Tamara Landau déroule les dialogues entre la mère et le bébé à venir pour qu’advienne la séparation – pour se séparer, il faut du lien – et elle témoigne de séquences cliniques où intervient la parole – nommer le fœtus dès le premier trimestre -, l’influence de la voix grave du père, jusqu’à énoncer que « dans la procréation la destruction est au service de la construction », processus que l’on retrouve au niveau biologique.
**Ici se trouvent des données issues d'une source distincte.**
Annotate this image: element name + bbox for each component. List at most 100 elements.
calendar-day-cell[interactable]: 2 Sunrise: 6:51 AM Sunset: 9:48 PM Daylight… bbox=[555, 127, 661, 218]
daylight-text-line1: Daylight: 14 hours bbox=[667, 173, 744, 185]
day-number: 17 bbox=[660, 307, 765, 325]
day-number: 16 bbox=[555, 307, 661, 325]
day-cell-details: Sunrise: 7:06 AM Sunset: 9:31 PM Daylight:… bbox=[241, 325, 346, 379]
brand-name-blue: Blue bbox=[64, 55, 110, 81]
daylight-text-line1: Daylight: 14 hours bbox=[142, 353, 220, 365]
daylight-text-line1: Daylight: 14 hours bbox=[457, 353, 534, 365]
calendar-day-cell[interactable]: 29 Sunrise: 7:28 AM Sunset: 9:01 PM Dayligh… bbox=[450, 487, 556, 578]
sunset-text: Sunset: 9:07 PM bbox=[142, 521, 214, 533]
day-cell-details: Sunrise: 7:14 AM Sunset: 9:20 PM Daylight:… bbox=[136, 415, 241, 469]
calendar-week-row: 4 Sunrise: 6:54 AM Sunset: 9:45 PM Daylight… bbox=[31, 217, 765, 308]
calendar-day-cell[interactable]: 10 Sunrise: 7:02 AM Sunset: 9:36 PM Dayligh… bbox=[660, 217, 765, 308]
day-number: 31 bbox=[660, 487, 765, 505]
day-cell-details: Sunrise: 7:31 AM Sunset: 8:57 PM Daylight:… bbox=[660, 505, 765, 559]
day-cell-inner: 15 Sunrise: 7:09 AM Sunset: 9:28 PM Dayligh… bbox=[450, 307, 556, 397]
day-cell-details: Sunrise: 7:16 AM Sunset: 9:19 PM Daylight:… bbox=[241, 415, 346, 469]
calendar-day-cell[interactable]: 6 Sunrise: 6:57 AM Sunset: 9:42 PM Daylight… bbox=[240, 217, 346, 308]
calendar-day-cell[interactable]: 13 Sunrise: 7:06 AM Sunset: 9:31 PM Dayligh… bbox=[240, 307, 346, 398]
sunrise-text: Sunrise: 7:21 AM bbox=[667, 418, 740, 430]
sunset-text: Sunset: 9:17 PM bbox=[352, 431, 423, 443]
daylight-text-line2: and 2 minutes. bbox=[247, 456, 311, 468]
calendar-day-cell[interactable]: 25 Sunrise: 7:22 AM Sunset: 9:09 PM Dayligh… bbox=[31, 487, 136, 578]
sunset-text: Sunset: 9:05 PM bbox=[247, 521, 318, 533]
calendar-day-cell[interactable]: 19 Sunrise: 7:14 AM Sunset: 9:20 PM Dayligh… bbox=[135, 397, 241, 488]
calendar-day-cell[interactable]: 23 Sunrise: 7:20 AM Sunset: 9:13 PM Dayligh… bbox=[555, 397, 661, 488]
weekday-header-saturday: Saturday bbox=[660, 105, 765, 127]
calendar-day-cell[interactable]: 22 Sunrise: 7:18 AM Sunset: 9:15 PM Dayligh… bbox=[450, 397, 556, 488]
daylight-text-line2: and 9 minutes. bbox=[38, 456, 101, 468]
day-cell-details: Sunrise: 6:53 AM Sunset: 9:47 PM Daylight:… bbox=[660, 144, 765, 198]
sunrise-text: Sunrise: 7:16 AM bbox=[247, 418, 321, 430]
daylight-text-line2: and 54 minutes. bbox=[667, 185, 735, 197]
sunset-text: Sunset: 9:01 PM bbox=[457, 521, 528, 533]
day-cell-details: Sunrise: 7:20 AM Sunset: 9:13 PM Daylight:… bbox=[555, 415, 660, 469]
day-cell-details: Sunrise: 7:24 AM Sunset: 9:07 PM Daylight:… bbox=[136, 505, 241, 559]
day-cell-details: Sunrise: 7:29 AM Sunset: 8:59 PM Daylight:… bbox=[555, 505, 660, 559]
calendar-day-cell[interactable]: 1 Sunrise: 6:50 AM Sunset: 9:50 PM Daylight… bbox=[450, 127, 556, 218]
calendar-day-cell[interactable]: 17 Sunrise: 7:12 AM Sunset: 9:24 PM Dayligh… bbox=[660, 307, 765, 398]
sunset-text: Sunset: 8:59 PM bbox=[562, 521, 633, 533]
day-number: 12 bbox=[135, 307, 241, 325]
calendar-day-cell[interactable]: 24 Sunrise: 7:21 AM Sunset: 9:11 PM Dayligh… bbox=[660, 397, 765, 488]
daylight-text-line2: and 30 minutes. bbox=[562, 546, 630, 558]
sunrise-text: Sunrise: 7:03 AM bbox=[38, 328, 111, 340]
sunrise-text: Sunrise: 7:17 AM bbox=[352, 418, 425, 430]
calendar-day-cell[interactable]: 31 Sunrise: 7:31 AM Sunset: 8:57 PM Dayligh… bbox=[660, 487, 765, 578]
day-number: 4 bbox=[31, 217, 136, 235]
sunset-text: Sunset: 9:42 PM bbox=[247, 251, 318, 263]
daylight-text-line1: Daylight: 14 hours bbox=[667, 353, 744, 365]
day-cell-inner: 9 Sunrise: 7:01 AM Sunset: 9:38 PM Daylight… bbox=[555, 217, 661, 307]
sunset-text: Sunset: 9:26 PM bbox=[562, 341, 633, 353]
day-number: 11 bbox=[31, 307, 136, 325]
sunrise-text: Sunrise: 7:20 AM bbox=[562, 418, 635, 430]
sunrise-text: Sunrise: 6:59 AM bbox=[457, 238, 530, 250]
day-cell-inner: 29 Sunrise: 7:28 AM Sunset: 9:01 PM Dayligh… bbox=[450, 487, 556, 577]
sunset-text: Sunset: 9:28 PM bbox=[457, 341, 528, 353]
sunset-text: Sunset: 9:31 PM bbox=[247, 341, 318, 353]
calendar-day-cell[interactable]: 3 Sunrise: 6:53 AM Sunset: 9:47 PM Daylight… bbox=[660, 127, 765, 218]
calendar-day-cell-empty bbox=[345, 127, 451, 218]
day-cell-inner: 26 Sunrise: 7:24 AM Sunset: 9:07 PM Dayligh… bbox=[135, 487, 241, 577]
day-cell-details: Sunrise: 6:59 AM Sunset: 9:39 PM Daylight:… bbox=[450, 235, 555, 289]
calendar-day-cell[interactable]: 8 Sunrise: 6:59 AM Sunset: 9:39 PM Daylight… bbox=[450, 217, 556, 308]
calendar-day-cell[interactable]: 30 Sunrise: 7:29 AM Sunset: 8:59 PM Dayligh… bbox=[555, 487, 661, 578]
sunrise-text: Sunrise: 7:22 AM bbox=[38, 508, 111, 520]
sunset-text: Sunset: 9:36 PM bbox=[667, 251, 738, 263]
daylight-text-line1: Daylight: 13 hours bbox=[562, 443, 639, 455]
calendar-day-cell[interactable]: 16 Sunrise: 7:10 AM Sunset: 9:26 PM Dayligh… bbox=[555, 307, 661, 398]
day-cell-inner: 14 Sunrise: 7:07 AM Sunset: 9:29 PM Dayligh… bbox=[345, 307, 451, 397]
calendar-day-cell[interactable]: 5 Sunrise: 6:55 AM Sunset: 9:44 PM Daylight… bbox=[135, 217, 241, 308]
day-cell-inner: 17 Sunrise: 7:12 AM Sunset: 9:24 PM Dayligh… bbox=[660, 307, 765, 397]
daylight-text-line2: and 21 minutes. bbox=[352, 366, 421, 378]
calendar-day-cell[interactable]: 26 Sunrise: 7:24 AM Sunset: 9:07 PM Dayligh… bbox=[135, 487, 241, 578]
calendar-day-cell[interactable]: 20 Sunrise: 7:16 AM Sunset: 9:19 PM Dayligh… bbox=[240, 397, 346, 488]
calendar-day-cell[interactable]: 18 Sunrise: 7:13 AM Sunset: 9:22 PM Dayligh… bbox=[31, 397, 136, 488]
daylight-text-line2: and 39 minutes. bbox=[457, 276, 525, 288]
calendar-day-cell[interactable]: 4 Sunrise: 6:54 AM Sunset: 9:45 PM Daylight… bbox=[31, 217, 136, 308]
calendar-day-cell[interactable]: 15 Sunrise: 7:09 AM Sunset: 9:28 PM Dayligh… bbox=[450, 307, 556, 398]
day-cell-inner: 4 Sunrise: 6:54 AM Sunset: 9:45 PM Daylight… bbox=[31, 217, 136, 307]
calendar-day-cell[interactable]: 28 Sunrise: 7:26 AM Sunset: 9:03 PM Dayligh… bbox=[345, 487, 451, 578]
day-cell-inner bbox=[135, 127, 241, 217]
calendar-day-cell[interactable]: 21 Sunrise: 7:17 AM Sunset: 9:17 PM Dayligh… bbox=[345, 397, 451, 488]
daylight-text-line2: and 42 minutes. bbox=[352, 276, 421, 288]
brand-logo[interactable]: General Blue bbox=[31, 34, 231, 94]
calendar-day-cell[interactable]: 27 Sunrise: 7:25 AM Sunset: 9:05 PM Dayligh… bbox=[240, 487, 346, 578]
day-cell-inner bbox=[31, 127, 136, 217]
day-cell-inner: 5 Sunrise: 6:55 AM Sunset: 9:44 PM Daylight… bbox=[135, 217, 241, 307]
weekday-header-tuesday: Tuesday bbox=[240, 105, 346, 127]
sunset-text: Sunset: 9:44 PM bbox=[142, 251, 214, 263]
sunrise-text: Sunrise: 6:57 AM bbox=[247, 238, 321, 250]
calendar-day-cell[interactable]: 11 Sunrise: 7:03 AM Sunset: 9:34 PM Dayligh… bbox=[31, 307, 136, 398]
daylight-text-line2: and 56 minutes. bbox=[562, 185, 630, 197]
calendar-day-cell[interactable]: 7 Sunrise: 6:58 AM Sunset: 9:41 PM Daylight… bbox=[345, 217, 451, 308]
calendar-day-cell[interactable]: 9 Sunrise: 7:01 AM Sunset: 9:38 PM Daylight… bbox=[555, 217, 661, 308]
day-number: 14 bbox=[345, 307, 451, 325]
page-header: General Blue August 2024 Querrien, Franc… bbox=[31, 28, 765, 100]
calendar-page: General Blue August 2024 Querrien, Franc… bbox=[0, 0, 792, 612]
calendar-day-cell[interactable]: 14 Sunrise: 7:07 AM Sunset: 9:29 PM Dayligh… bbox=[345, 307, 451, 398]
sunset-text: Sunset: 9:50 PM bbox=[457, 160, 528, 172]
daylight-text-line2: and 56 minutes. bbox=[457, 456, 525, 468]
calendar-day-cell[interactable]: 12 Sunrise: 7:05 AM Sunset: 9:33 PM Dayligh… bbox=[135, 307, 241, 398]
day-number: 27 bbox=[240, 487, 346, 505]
Psychanalyste et chercheuse, elle fait référence aux nouvelles données scientifiques, jusqu’à établir une continuité entre la fin de la grossesse et les premiers mois de la vie, et son écoute joint l’inconscient au réel.

La lecture de ce livre ne laisse pas indifférente ; elle fait revivre des « états de corps ». Sa clinique concerne tout un chacun et s’avère être très actuelle avec toutes les questions que soulèvent les pratiques de FIV, de PMA et de GPA, le parcours de combattants de ces couples où la dimension psy n’est pas prise en compte. 

Ce livre a évoqué pour moi le travail que j’ai accompli en Maison verte, travail d’écoute des angoisses, attention aux mouvements du bébé avant le langage, tissage de lien entre les enfants et leurs parents, travail de prévention où après une première grossesse difficile, Tamara Landau avec le gynéco va écouter l’état psychique de la mère, nommer ses angoisses, pour qu’une deuxième grossesse soit possible.